Gulf Shores

Gulf Shores
Photographer Patricia Gulick

Saturday, December 14, 2013

8-31-13 RMB Write On

8-31-13 RMB Write On
Dear Rita Mae Brown,
It’s 86 degrees in my room on this Saturday night. That would not be too bad, but its 11pm, after a day of temperatures that soared way too close to 100. Night should offer more relief than this. So I’m typing America Book 2 with my iced coffee resting against my bare thigh. Occasionally I run the plastic cup along my leg so that the cold moisture forming on the outside will mix into and cool my own sweat. I take breaks to mist myself with water from a plastic bottle and across the room is a small fan aimed my way.
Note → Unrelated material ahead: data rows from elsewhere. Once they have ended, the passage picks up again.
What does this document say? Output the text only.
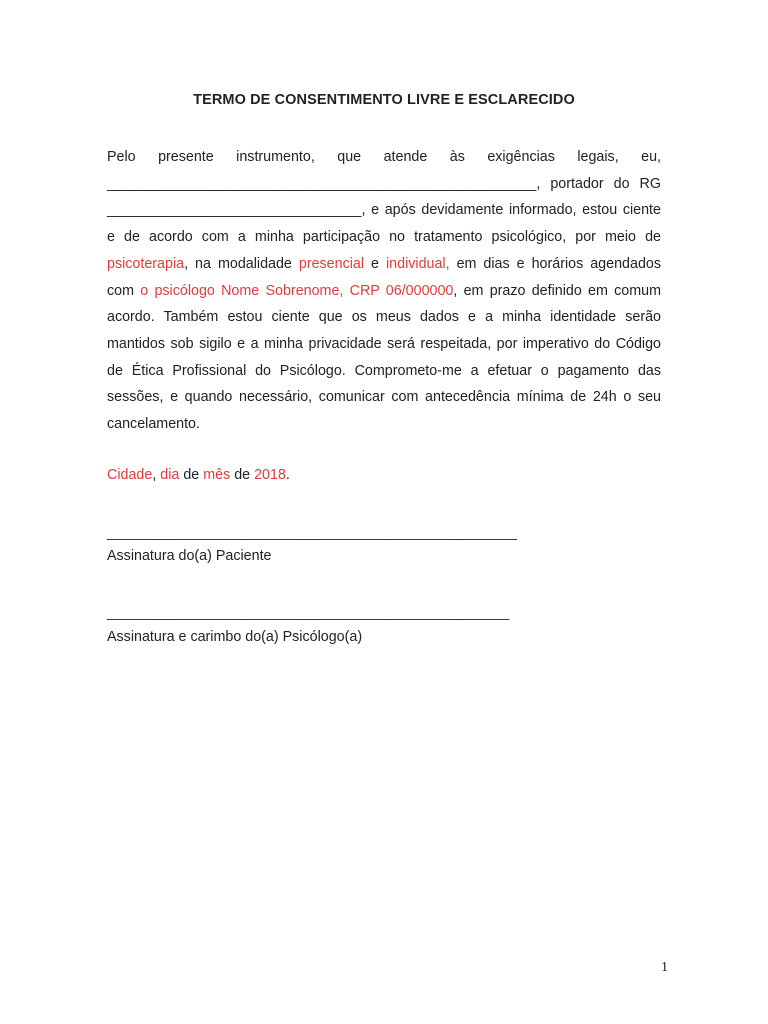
TERMO DE CONSENTIMENTO LIVRE E ESCLARECIDO

Pelo presente instrumento, que atende às exigências legais, eu, ______________________________________________________, portador do RG ________________________________, e após devidamente informado, estou ciente e de acordo com a minha participação no tratamento psicológico, por meio de psicoterapia, na modalidade presencial e individual, em dias e horários agendados com o psicólogo Nome Sobrenome, CRP 06/000000, em prazo definido em comum acordo. Também estou ciente que os meus dados e a minha identidade serão mantidos sob sigilo e a minha privacidade será respeitada, por imperativo do Código de Ética Profissional do Psicólogo. Comprometo-me a efetuar o pagamento das sessões, e quando necessário, comunicar com antecedência mínima de 24h o seu cancelamento.

Cidade, dia de mês de 2018.
______________________________________________________
Assinatura do(a) Paciente
_____________________________________________________
Assinatura e carimbo do(a) Psicólogo(a)
1
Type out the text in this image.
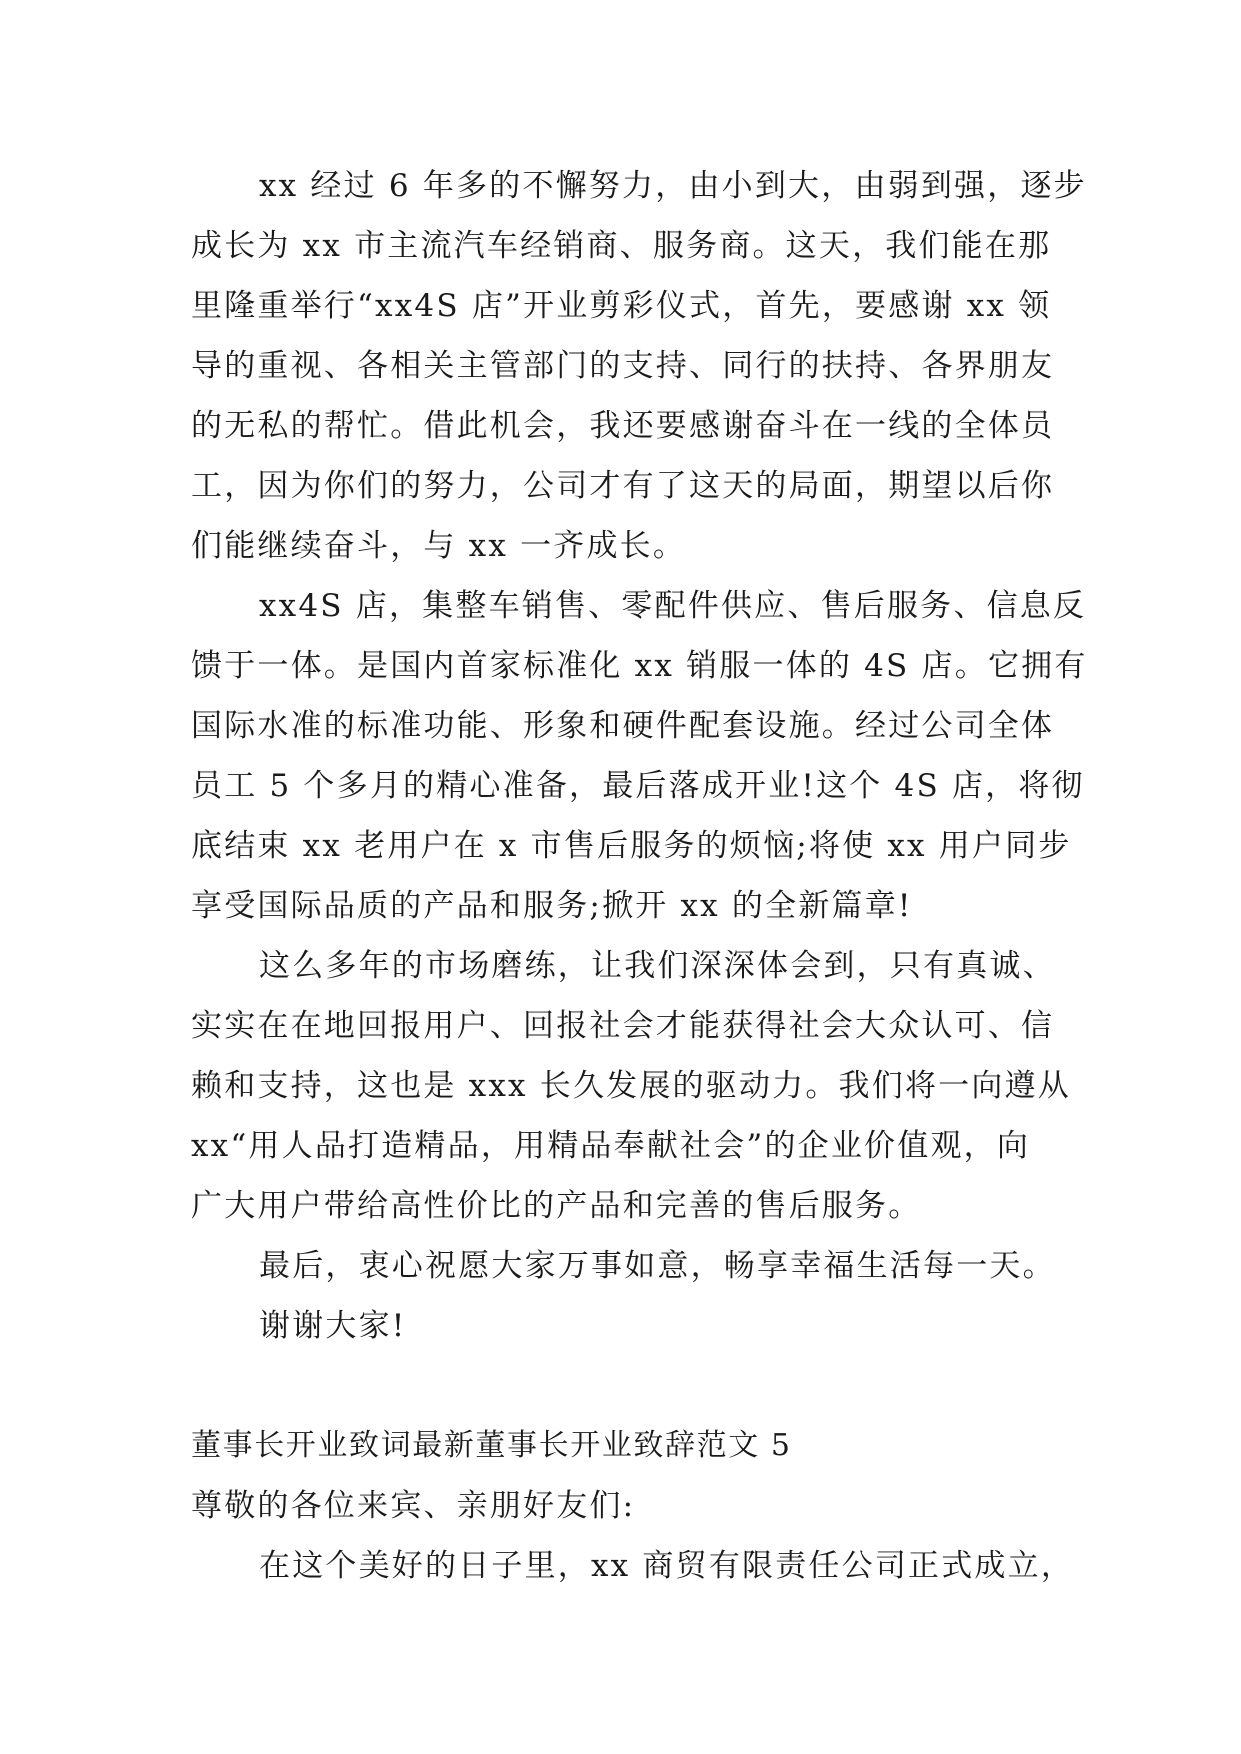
xx 经过 6 年多的不懈努力，由小到大，由弱到强，逐步
成长为 xx 市主流汽车经销商、服务商。这天，我们能在那
里隆重举行“xx4S 店”开业剪彩仪式，首先，要感谢 xx 领
导的重视、各相关主管部门的支持、同行的扶持、各界朋友
的无私的帮忙。借此机会，我还要感谢奋斗在一线的全体员
工，因为你们的努力，公司才有了这天的局面，期望以后你
们能继续奋斗，与 xx 一齐成长。
xx4S 店，集整车销售、零配件供应、售后服务、信息反
馈于一体。是国内首家标准化 xx 销服一体的 4S 店。它拥有
国际水准的标准功能、形象和硬件配套设施。经过公司全体
员工 5 个多月的精心准备，最后落成开业!这个 4S 店，将彻
底结束 xx 老用户在 x 市售后服务的烦恼;将使 xx 用户同步
享受国际品质的产品和服务;掀开 xx 的全新篇章!
这么多年的市场磨练，让我们深深体会到，只有真诚、
实实在在地回报用户、回报社会才能获得社会大众认可、信
赖和支持，这也是 xxx 长久发展的驱动力。我们将一向遵从
xx“用人品打造精品，用精品奉献社会”的企业价值观，向
广大用户带给高性价比的产品和完善的售后服务。
最后，衷心祝愿大家万事如意，畅享幸福生活每一天。
谢谢大家!
董事长开业致词最新董事长开业致辞范文 5
尊敬的各位来宾、亲朋好友们:
在这个美好的日子里，xx 商贸有限责任公司正式成立，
Heat and I do not mix well.
Writing and I do mix well, and it makes everything better, the laying of words, one after another, building a story, syllable by syllable. Watching the character’s lives unfold. You can define the currents. You can see how one got from there to here and project the path from here to the next there. If only really life could be so easily deciphered…
The main character is named America, shortened to Ric. She is a charismatic, shorthaired, 5’ 7” woman in her late twenties, with a trim tomboy figure. Her mother describes her as “abnormal” and she came to accept her mother’s description because nothing about her fits into the world we know. She’s androgynous, neither very feminine nor masculine. She’s a free, adventurous spirit because she feels no need to conform to a world that won’t claim her as one of their own. She lives by no rules and does what feels good, whatever that might be. The only person she aims to please is herself and whomever she is with in the moment.
I think there is a part of all us that both feels abnormal at times and longs to be so free often.
Then there is Liv, short for Olivia, the supporting character, although my critics say I give her too much air time, that Ric is more exciting and not showcased enough.
Liv is damaged…aren’t we all. She fights battles that can never be won, because they live within her. They have claimed her and consumed her soul. She fearlessly protects others from harm.
As I envisioned these two characters, for Ric, I pictured a combination of a few people I have known, spirited people that could laugh just for the sake of enjoying a moment, a magical sound. Liz Benjamins was one of those people. A friend read an early version of the book and pointed out that the main character, Ric, was the embodiment of my ex. “And, of course,” she added, “Liv is you.” 
Hmph
I did not have a person in mind when I wrote Liv. Yes, I had put elements of my ex in Ric, but she was a compilation of many people, some of whom my friend never even met. She never met Elizabeth Benjamins. As for Liv being me, I am not that damaged, not anymore, and I know I am not that strong, nor that brave, not yet.